Jewher’s move to the United States was an accident: In February of 2013, she and her father attempted to board a flight from Beijing to Indiana, where Ilham had been offered a yearlong fellowship at Indiana State University as a visiting scholar. Jewher tagged along, planning to travel with her father for a few weeks before eventually returning home to Beijing. At the Beijing airport, however, Ilham was detained by authorities. Jewher, who was 18 at the time, was deemed a non-threat by Chinese authorities and allowed to board the flight. (“They regret it now,” she said.) Despite her protests to stay with her father, Ilham “made me leave,” she said. Shortly afterward, Ilham was placed under house arrest, as he had been several times since starting Uyghur Online, before eventually being arrested for the last time in 2014.

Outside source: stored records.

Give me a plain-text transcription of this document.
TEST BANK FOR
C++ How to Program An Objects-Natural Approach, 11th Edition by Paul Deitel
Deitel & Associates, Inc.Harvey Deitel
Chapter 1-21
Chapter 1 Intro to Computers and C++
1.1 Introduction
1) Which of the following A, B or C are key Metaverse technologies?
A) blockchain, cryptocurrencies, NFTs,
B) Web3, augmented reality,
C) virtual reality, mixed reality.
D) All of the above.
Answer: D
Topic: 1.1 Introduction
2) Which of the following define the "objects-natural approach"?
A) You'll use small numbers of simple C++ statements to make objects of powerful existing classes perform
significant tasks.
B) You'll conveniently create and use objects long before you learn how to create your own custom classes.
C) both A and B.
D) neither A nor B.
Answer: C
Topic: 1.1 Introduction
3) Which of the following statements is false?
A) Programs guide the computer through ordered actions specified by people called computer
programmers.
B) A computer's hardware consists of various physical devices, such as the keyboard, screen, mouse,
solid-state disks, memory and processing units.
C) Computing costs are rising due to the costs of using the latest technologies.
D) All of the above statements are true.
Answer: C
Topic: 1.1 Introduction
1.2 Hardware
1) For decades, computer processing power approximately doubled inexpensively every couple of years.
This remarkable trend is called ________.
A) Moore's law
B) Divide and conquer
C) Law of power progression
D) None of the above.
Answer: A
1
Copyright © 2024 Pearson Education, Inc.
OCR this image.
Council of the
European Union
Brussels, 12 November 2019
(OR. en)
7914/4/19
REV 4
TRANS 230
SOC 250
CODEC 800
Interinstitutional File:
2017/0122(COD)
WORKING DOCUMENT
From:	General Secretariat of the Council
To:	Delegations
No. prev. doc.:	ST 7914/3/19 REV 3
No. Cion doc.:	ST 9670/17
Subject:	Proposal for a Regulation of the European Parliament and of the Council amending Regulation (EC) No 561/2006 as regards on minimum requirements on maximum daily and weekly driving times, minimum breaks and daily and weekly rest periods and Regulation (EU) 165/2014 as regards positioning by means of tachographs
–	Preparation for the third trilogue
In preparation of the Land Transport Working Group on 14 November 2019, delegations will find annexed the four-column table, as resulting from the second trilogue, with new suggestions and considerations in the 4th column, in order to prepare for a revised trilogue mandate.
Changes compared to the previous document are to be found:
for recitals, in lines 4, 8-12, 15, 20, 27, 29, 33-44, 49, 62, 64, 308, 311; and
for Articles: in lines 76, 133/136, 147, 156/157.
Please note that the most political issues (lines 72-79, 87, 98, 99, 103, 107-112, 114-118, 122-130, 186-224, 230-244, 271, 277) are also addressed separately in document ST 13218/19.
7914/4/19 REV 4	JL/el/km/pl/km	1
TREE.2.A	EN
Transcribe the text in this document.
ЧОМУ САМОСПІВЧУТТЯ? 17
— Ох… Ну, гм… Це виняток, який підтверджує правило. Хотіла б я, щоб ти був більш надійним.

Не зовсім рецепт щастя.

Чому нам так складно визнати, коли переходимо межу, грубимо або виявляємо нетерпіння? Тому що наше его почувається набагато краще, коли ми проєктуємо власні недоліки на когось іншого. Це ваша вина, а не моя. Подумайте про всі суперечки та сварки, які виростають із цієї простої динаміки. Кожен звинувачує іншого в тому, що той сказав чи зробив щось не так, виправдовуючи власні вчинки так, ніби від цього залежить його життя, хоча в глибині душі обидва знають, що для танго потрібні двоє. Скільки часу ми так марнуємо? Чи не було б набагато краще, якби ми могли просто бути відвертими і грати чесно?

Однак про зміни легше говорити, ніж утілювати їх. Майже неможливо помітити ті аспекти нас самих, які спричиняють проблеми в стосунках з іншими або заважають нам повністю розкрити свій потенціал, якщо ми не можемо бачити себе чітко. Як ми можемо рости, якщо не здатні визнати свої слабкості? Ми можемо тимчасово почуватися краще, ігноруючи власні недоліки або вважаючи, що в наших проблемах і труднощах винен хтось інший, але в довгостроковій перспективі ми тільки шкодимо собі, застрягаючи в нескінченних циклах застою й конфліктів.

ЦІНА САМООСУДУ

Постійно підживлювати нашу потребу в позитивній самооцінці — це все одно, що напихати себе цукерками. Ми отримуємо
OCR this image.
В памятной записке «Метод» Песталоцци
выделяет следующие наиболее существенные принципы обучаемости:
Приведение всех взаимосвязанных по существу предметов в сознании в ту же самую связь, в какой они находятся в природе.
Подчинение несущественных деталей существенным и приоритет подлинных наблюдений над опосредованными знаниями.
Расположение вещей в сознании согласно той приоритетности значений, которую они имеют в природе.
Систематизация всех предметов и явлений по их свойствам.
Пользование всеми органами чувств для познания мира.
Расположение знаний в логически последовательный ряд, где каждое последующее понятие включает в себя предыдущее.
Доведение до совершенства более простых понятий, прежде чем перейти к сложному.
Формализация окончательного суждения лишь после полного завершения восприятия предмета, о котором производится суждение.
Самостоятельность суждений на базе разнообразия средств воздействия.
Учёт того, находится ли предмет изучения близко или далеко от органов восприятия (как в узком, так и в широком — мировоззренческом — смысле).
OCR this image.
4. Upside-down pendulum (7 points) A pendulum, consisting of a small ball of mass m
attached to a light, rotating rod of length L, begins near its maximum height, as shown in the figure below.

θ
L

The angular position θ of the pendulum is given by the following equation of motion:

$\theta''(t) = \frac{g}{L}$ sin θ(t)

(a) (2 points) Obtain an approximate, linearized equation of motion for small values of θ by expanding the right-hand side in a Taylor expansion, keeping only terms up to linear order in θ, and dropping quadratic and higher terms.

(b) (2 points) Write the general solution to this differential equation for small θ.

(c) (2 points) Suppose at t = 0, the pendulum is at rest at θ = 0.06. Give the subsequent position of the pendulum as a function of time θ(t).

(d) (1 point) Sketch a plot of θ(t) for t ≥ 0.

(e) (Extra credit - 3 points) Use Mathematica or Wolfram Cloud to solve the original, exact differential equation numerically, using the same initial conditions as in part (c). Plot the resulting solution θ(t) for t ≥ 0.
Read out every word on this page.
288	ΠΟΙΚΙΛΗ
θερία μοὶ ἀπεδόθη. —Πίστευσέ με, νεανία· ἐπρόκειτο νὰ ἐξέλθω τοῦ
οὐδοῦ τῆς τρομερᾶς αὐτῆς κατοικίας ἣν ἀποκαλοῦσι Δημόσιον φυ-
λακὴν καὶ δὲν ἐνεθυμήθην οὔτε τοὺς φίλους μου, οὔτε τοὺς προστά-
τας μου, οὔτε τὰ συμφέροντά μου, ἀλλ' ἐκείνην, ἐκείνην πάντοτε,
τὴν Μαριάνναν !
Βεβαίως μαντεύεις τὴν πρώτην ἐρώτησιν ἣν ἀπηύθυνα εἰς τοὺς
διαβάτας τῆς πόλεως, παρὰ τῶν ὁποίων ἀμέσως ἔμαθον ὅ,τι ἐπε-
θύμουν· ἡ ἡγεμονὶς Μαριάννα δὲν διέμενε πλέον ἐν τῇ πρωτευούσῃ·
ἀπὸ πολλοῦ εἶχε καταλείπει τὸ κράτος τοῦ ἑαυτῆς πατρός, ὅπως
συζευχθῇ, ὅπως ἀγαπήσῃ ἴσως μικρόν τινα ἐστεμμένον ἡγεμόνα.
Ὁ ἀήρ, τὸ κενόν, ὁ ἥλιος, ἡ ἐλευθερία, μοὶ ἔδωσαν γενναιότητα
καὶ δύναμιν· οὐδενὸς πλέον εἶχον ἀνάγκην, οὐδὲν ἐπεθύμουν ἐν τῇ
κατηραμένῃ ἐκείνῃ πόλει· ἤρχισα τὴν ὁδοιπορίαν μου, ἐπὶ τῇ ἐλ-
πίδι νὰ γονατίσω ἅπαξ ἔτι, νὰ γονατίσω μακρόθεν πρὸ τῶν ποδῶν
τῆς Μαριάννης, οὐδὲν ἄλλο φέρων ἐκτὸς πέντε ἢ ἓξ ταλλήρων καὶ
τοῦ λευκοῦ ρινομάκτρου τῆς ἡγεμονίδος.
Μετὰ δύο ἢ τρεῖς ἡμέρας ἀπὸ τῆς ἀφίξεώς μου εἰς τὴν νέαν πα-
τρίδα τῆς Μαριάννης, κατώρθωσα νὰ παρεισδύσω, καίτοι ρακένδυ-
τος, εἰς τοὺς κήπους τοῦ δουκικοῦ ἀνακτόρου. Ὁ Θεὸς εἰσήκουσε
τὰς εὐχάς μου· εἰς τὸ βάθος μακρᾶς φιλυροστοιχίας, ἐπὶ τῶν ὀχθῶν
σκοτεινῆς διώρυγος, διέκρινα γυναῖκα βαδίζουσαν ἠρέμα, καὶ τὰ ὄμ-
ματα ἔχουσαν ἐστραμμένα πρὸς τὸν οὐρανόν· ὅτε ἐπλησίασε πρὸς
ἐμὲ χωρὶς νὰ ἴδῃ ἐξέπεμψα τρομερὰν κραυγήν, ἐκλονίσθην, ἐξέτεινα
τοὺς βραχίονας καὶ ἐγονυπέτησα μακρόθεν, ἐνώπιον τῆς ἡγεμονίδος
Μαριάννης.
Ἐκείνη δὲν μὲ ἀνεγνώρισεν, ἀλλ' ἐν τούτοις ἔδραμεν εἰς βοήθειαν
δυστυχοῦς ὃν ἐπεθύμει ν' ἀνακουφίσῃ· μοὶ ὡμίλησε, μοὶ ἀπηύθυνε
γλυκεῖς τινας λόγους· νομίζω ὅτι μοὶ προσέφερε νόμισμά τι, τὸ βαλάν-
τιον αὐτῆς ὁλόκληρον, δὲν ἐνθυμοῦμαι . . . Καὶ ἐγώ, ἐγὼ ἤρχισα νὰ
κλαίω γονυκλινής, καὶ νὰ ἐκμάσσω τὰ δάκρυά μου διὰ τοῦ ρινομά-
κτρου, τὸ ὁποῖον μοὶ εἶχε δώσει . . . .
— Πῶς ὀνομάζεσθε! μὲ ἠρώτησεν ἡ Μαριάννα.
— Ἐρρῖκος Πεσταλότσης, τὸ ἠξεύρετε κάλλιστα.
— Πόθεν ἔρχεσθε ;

Jewher has accepted four awards from various human-rights groups, including the PEN/Barbara Goldsmith Freedom to Write Award and Sakharov Prize, on behalf of her father since he was imprisoned. Each time, she said, the organization sets an empty chair next to her onstage, an homage to Ilham. “To be honest, I hate it,” she told me. “Because it reminds me of that 14-hour flight from Beijing to America. Sitting next to my dad’s empty chair.”

In addition to the Uyghur genocide, China’s been under scrutiny for similar forms of persecution in Tibet, as well as a crackdown in Hong Kong on behavior that falls under its increasingly broad definition of “dissent.” In response to mounting calls for action, the U.S. has imposed sanctions on several Chinese biotech and surveillance firms, banned imports from Xinjiang, and declared a diplomatic boycott of the 2022 Olympics. On Monday, the Department of State announced it would be imposing visa restrictions on Chinese officials “who are believed to be responsible for, or complicit in, policies or actions aimed at repressing religious and spiritual practitioners, members of ethnic minority groups, dissidents, human rights defenders, journalists, labor organizers, civil society organizers, and peaceful protestors in China and beyond.”

Some have called opposition to China’s treatment of the Uyghurs one of the only remaining bipartisan issues — though the Uyghur genocide has been used by some American politicians to further a long-standing anti-China agenda, which has only intensified amid a wave of anti-Asian xenophobia caused by the pandemic. This despite the fact that being pro-Uyghur and anti-China are sometimes incompatible. In response to legislation aimed at bolstering technological innovation and education, Republicans zeroed in on new visa opportunities in some of the legislation’s fine print — including a provision to exempt Uyghur refugees from annual refugee caps. “As the Biden Administration continues to mass release illegal immigrants across the country, House Democrats’ CONCEDES Act provides a new unlimited green card program for the Chinese Communist Party to exploit. This is America LAST,” House Republican Leader Kevin McCarthy tweeted.

Among the millions detained in the camps, the Uyghur Human Rights Project has identified 435 Uyghur intellectuals, including doctors, poets, journalists, and professors. According to Cao, part of the driving force behind publishing Ilham’s work was the belief that his words may very well be what saves him. “The world ought to know what this Uyghur scholar has said,” Yaxue told me. “We want to advocate for his freedom. We have to persist until Ilham Tohti is free.”